Cat Bohannon is a preeminent academic and wordsmith based at Columbia University currently undertaking a PhD exploring the advancement of human intellect. In addition to academia, Cat writes articles on evolution, brain science, and aesthetics. In her groundbreaking tome, Eve, she goes beyond traditional thinking opening up the scientific fundamentals of the female gender with regards to birth. Eve is a radical transformation of human history, an urgent and much needed realignment of focus on the crucible of the human womb. Bohannon's revelations, ranging from the effects of modern practices evolving the form of the female pelvis to the challenges arising from hunter-gatherer transition to agrarian societies. The writing is beautiful and the subject is of broad interest.
An ambitious, groundbreaking and myth-busting history of the evolution of the female body
How did wet nurses drive civilization? Are women always the weaker sex? Is sexism useful for evolution? And are our bodies at war with our babies?
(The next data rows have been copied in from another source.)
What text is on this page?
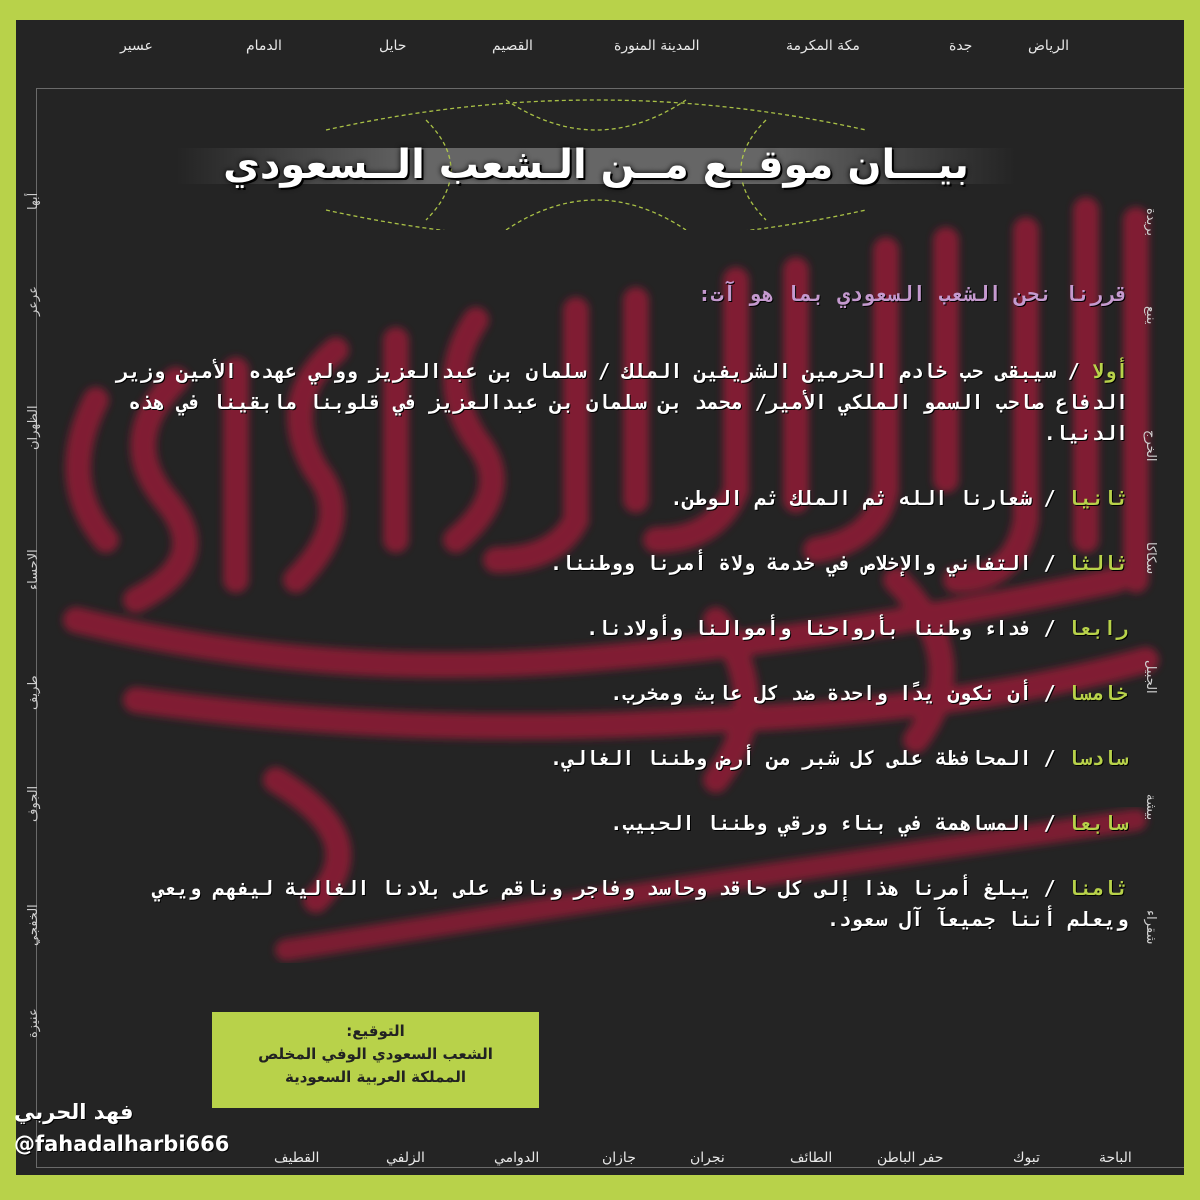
الرياض
جدة
مكة المكرمة
المدينة المنورة
القصيم
حايل
الدمام
عسير
الباحة
تبوك
حفر الباطن
الطائف
نجران
جازان
الدوامي
الزلفي
القطيف
بريدة
ينبع
الخرج
سكاكا
الجبيل
بيشة
شقراء
أبها
عرعر
الظهران
الاحساء
طريف
الجوف
الخفجي
عنيزة
بيـــان موقــع مــن الـشعب الــسعودي
قررنا نحن الشعب السعودي بما هو آت:
أولا / سيبقى حب خادم الحرمين الشريفين الملك / سلمان بن عبدالعزيز وولي عهده الأمين وزير الدفاع صاحب السمو الملكي الأمير/ محمد بن سلمان بن عبدالعزيز في قلوبنا مابقينا في هذه الدنيا.
ثانيا / شعارنا الله ثم الملك ثم الوطن.
ثالثا / التفاني والإخلاص في خدمة ولاة أمرنا ووطننا.
رابعا / فداء وطننا بأرواحنا وأموالنا وأولادنا.
خامسا / أن نكون يدًا واحدة ضد كل عابث ومخرب.
سادسا / المحافظة على كل شبر من أرض وطننا الغالي.
سابعا / المساهمة في بناء ورقي وطننا الحبيب.
ثامنا / يبلغ أمرنا هذا إلى كل حاقد وحاسد وفاجر وناقم على بلادنا الغالية ليفهم ويعي ويعلم أننا جميعآ آل سعود.
التوقيع:
الشعب السعودي الوفي المخلص
المملكة العربية السعودية
فهد الحربي
@fahadalharbi666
In Eve, Cat Bohannon answers questions scientists should have been addressing for decades. With boundless curiosity and sharp wit, she covers the past 200 million years to explain the specific science behind the development of the female sex. Eve is not only a sweeping revision of human history, it's an urgent and necessary corrective for a world that has focused primarily on the male body for far too long. Bohannon's findings, including everything from the way C-sections in the industrialized world are rearranging women's pelvic shape to the surprising similarities between pus and breast milk, will completely change what you think you know about evolution and why Homo sapiens have become such a successful and dominant species, from tool use to city building to the development of language.